Friction with Iran may bring Pompeo home
A decade ago, Mike Pompeo was a businessman forging his way into Kansas politics, having spent years fostering deep connections with the state’s most influential power brokers. He would emerge from a rollicking Republican primary and sprint away with the general election for Kansas’ 4th District Congressional seat, pummeling Democrat Raj Goyle by roughly 45,000 votes and entering the Beltway as a strong conservative with legitimate foreign policy chops and something to prove.
A mere 10 years later, Pompeo now occupies a seat in President Trump’s cockpit — a trusted cabinet member to a president whose circle of trust is immeasurably narrow. After three steady Congressional terms, Pompeo formed an immediate bond with the president-elect, serving 15 months as Director of the Central Intelligence Agency before capitalizing on Trump’s deteriorated relationship with Rex Tillerson and ascending to the top position in the State Department. For Mike Pompeo, the road ahead has been paved in political gold. If Trump nets a second term, the expectation has been that Pompeo will stay close with the president, and reports indicate he would then be a front-runner candidate for president in 2024.
But dangling in the periphery is a different prize — an option favored by Senate Majority Leader Mitch McConnell, R-KY. If McConnell had his druthers, Pompeo would step down from State tomorrow and slide easily into front-runner status for the U.S. Senate vacancy created by retiring Sen. Pat Roberts, R-KS — thus locking down a seat that will help keep the Senate in Republican hands. On Monday, Pompeo issued the latest in a string of denials with regard to his possible Senate candidacy, but this did little to quell the speculation.
While Pompeo remains heavily invested in the president’s foreign policy agenda, he has maintained a well-publicized connection to his home state, and his recent social media maneuvers suggest his campaign apparatus will be ready at a moment’s notice. Most importantly, the road ahead with Trump may well now be a primrose path to political peril, based upon the president’s high-risk decision last Thursday to order the killing of Qasem Soleimani, head of the Iranian Revolutionary Guard Corps-Quds Force and perhaps the second most powerful man in all of Iran.
If Trump’s killing of an Iranian figurehead catapults America into another costly war with a middle power, things may change quickly at the White House. If the war does manifest and quickly becomes as politically unpopular as the Iraq War, it may move the needle in a close presidential election.
If he leads us into a politically unpopular war, Trump may begin looking for scapegoats as he struggles to salvage his presidency. There is also the potential, of course, that disagreements over handling of these high-stakes foreign policy decisions will lead to increased friction between Trump and his advisors — another road that could lead to peril for Pompeo.

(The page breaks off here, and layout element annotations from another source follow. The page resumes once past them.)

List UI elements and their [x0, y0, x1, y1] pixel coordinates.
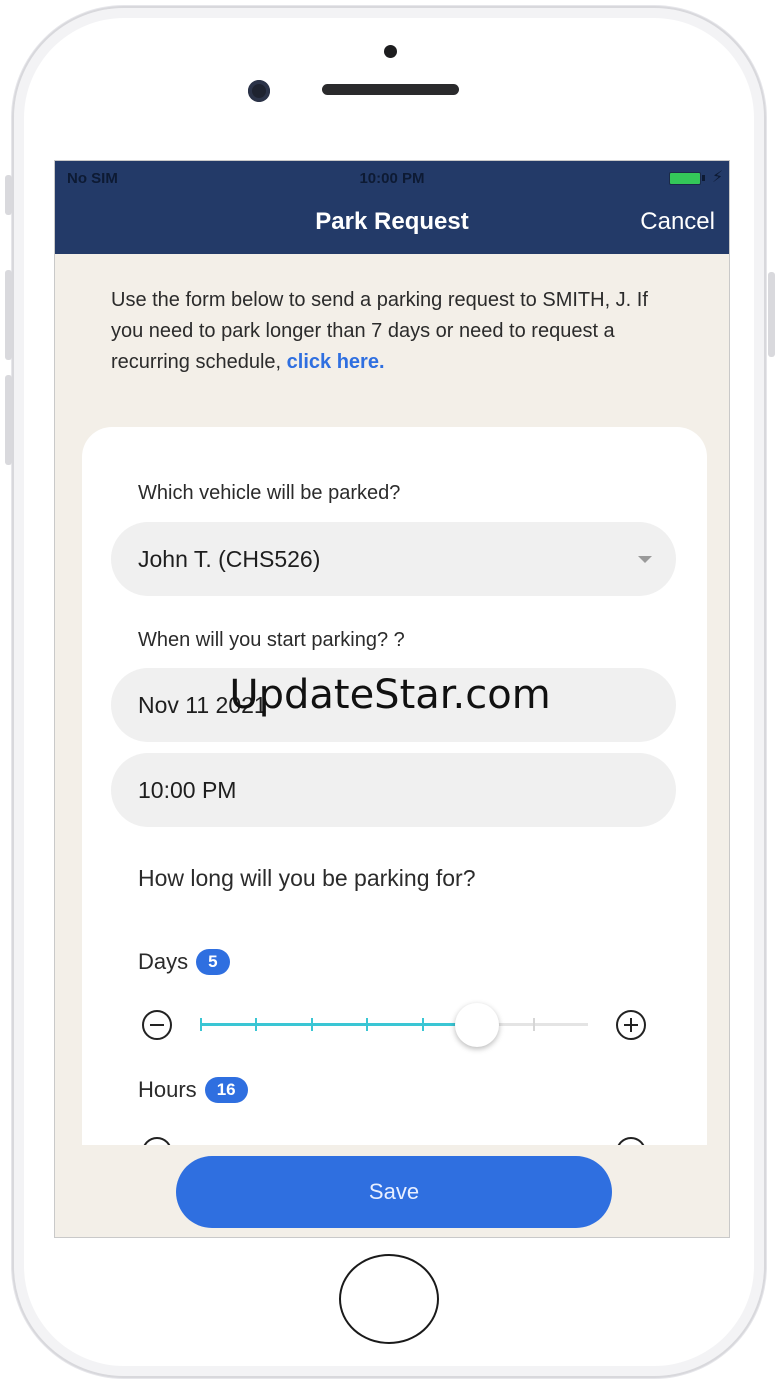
mute-switch [5, 175, 12, 215]
save-button[interactable]: Save [176, 1156, 612, 1228]
front-camera-icon [248, 80, 270, 102]
days-slider-tick [200, 1018, 202, 1031]
days-slider-tick [366, 1018, 369, 1031]
recurring-schedule-link[interactable]: click here. [287, 351, 385, 373]
navigation-bar: No SIM 10:00 PM ⚡ Park Request Cancel [55, 161, 729, 254]
days-badge: 5 [196, 949, 230, 975]
days-label-text: Days [138, 949, 189, 974]
hours-badge: 16 [204, 1077, 248, 1103]
page-title: Park Request [315, 208, 469, 235]
earpiece-speaker [322, 84, 459, 95]
home-button[interactable] [339, 1254, 439, 1344]
days-slider-tick [255, 1018, 258, 1031]
days-slider-tick [421, 1018, 424, 1031]
days-increment-button[interactable] [616, 1010, 646, 1040]
vehicle-label: Which vehicle will be parked? [138, 482, 401, 504]
status-time: 10:00 PM [359, 170, 425, 187]
vehicle-select-value: John T. (CHS526) [138, 546, 321, 572]
battery-icon [669, 172, 701, 185]
start-date-value: Nov 11 2021 [138, 692, 267, 718]
start-label: When will you start parking? ? [138, 629, 405, 651]
days-slider-thumb[interactable] [455, 1003, 500, 1047]
vehicle-select[interactable]: John T. (CHS526) [111, 522, 676, 596]
duration-question: How long will you be parking for? [138, 865, 476, 891]
charging-bolt-icon: ⚡ [712, 169, 724, 186]
plus-icon-v [630, 1018, 632, 1032]
app-screen: No SIM 10:00 PM ⚡ Park Request Cancel Us… [54, 160, 730, 1238]
days-slider-fill [200, 1023, 478, 1026]
minus-icon [150, 1024, 164, 1026]
volume-down-button [5, 375, 12, 465]
battery-tip [702, 175, 705, 181]
hours-label-text: Hours [138, 1077, 197, 1102]
days-slider-tick [532, 1018, 535, 1031]
proximity-sensor [384, 45, 397, 58]
days-decrement-button[interactable] [142, 1010, 172, 1040]
intro-text: Use the form below to send a parking req… [111, 285, 671, 378]
start-date-field[interactable]: Nov 11 2021 [111, 668, 676, 742]
cancel-button[interactable]: Cancel [640, 208, 715, 236]
start-time-field[interactable]: 10:00 PM [111, 753, 676, 827]
days-slider-track[interactable] [200, 1018, 588, 1031]
days-slider-tick [310, 1018, 313, 1031]
chevron-down-icon [638, 556, 652, 563]
volume-up-button [5, 270, 12, 360]
days-label: Days 5 [138, 949, 230, 975]
start-time-value: 10:00 PM [138, 777, 237, 803]
hours-label: Hours 16 [138, 1077, 248, 1103]
power-button [768, 272, 775, 357]
request-form-card: Which vehicle will be parked? John T. (C… [82, 427, 707, 1187]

If Pompeo is still on the fence, Trump’s decision to eliminate Soleimani and spark maximum tension with Iran may eventually be the determining factor. Pompeo is no fool, and he will protect his political career as long as he wishes to remain in politics. Trump has even given him an out, stating recently that Pompeo may in fact run for Senate if it appears Republicans are in danger of losing the seat.
All that’s left for Mike Pompeo is to make a move. As he monitors the situation with Iran carefully from all perspectives, and as friction intensifies, he may reverse course on Monday’s denial. And if he does, the race to replace Pat Roberts may well become a lot less interesting.